As there’s growing support for a fully inclusive ENDA, we’re also seeing a lot of support for the policy from the business community. This can be seen by how more than 85 percent of Fortune 500 companies already extend workplace protections based on sexual orientation and more than one-third on the basis of gender identity. Furthermore, several businesses expressed specific support for the legislation that Merkley has introduced.

“Nike stands with Senator Merkley and the other co-sponsors toward the reintroduction and passage of a fully inclusive ENDA bill,” said Nike U.S. Director of Government and Public Affair Orson C. Porter. “At Nike, we firmly believe that diversity drives innovation, which is a cornerstone of our business. Although more and more businesses in the U.S. have implemented policies that address workplace fairness for LGBT employees – the nation still needs a federal standard that treats all employees equal. Now is the time to do the right thing and pass ENDA into law.”

“At Sara Lee, we operate in a multi-cultural marketplace,” said Sara Lee Vice President of Diversity and Inclusion Mark Demich. “Therefore, we believe that having a workforce comprised of people from different backgrounds and life perspectives can lead to better customer and consumer insights, greater innovation and a more inclusive environment for our employees. Such an inclusive environment embodies who we are. In fact, Be Inclusive is one of our core values. Therefore, we strive to create and sustain a culture of inclusion and a workplace that is fair, equitable and free from discrimination. We strongly support the Employment Non-Discrimination Act that outlaws discriminatory practices based upon sexual orientation and gender identity. And we thank Illinois Senator Mark Kirk for signing on as a co-sponsor.”

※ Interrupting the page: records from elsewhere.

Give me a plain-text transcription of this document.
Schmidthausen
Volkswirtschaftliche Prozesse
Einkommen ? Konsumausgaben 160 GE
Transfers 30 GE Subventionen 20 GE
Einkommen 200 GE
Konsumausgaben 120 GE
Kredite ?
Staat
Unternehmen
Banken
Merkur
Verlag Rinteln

Despite the support from the business community and the fact that the bill stands up for basic equality, it looks like there will be some difficulties getting the bill through Congress. When similar legislation was introduced in the House of Representative a few weeks ago, for instance, there was about half the number of co-sponsors. There’s no doubt that this is directly related to the Republican takeover of the House. In other words, the party that gained the majority by claiming it’d focus on jobs is actively opposing legislation that would help ensure people won’t face discrimination in the job market.